Y es que, justamente, la dificultad estriba en los efectos de la verbalización de emociones. Las emociones, en efecto, son estados mentales de activación, que provocan reacciones corporales y motoras. Pero, en tanto que estados mentales, se trata de hechos internos: inaccesibles, desde luego, al observador externo común (esto es, a quien no dispone -como el psicólogo- de herramientas de identificación y de medición de procesos mentales distintas de la percepción propia), si no es a través de los indicios que en la conducta externa puedan observarse y a partir de los que se pueda inferir -más o menos razonablemente, según los casos- que un determinado estado emocional existe o ha existido en la mente del sujeto. No obstante, desde el momento en que el se intenta expresar a través del lenguaje verbal (no solo los indicios externos de una emoción, sino) el contenido mental de los estados emocionales, el fracaso está prácticamente garantizado. O, cuando menos, lo está si es que no se dispone (como sí que disponían, por ejemplo, Charles Dickens o Marcel Proust) de la capacidad de verbalización que en una larga descripción literaria de estados emocionales se emplea y que permite aproximarse de un modo bastante fiel y muy revelador (aunque se trata siempre de una aproximación en términos puramente fenomenológicos, nunca conceptuales) al enigmático universo de los estados mentales.

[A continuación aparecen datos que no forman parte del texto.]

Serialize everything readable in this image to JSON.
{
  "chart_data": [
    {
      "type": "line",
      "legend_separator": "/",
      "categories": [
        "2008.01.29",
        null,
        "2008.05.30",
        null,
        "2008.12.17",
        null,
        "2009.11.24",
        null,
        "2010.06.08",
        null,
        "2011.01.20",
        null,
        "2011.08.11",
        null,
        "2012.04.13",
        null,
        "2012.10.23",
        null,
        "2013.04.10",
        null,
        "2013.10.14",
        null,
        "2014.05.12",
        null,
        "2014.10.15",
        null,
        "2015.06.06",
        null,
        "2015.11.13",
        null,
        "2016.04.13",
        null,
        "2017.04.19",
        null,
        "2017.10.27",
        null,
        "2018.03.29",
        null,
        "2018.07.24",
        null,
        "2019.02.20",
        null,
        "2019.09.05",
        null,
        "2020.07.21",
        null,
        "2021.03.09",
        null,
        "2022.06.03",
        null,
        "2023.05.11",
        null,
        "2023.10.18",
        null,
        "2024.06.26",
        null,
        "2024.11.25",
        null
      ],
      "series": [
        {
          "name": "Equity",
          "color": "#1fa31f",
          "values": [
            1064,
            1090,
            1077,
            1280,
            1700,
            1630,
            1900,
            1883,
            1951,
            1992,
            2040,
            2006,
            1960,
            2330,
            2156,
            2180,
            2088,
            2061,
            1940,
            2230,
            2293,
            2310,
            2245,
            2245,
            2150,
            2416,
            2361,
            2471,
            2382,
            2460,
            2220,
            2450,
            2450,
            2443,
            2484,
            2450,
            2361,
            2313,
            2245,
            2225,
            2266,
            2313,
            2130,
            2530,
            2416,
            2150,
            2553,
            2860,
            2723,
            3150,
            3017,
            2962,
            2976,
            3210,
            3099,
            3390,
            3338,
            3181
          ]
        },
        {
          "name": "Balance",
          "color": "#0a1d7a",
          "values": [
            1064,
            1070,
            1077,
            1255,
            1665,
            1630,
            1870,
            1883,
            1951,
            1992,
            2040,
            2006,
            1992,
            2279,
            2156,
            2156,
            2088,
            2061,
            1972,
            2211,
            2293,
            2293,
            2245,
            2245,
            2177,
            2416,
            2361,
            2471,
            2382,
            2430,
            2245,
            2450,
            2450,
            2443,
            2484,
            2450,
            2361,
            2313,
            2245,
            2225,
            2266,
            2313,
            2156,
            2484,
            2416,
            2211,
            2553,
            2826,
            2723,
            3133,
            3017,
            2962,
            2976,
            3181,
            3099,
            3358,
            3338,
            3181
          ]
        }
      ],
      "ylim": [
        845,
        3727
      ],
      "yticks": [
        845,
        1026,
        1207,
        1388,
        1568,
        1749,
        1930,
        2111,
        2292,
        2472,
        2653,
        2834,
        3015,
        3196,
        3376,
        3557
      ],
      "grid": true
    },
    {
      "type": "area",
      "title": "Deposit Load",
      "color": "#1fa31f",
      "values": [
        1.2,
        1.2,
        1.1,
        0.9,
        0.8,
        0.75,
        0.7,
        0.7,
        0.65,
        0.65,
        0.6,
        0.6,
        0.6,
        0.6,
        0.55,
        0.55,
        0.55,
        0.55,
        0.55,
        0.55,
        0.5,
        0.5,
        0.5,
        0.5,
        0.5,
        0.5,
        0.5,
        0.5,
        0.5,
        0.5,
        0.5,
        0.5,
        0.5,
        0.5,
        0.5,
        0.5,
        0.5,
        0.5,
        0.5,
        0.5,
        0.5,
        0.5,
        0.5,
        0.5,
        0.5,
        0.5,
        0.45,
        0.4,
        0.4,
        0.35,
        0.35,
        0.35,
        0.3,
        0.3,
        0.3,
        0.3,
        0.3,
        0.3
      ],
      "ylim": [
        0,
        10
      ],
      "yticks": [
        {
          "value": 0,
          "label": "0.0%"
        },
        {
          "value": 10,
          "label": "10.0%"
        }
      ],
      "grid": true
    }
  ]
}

Obviamente, dentro del dispositivo de narración cinematográfica resulta difícil imaginar que se pueda llegar a disponer de dichas capacidades extremadamente amplias y penetrantes de verbalización. Menos aún en un cine con vocación comercial y mayoritaria. Debido a ello, limitarse a verbalizar emociones (o la manera en la que el personaje cree que siente las emociones) resulta casi siempre tremendamente empobrecedor para la narración. (A no ser, por supuesto, que la verbalización de emociones no posea únicamente -como ocurre en el cine de raigambre convencional- la pretensión de explicarlas, sino otras diferentes: estoy pensando en películas como algunas de Alain Resnais -Hiroshima mon amour o L'année dernière à Marienbad,...) Algo que también ocurre, precisamente, en Ad Astra: una historia de interés, a causa de su pretensión de narrar una aventura colosal junto con las consecuencias psicológicas que conlleva para su protagonista, acaba por resultar obvia y manida; demasiado enfática en su constante repetición de lo que McBride siente; un sentimiento que apenas evoluciona (acaso, hacia una leve toma de conciencia acerca de la propia biografía) en el transcurso de la narración.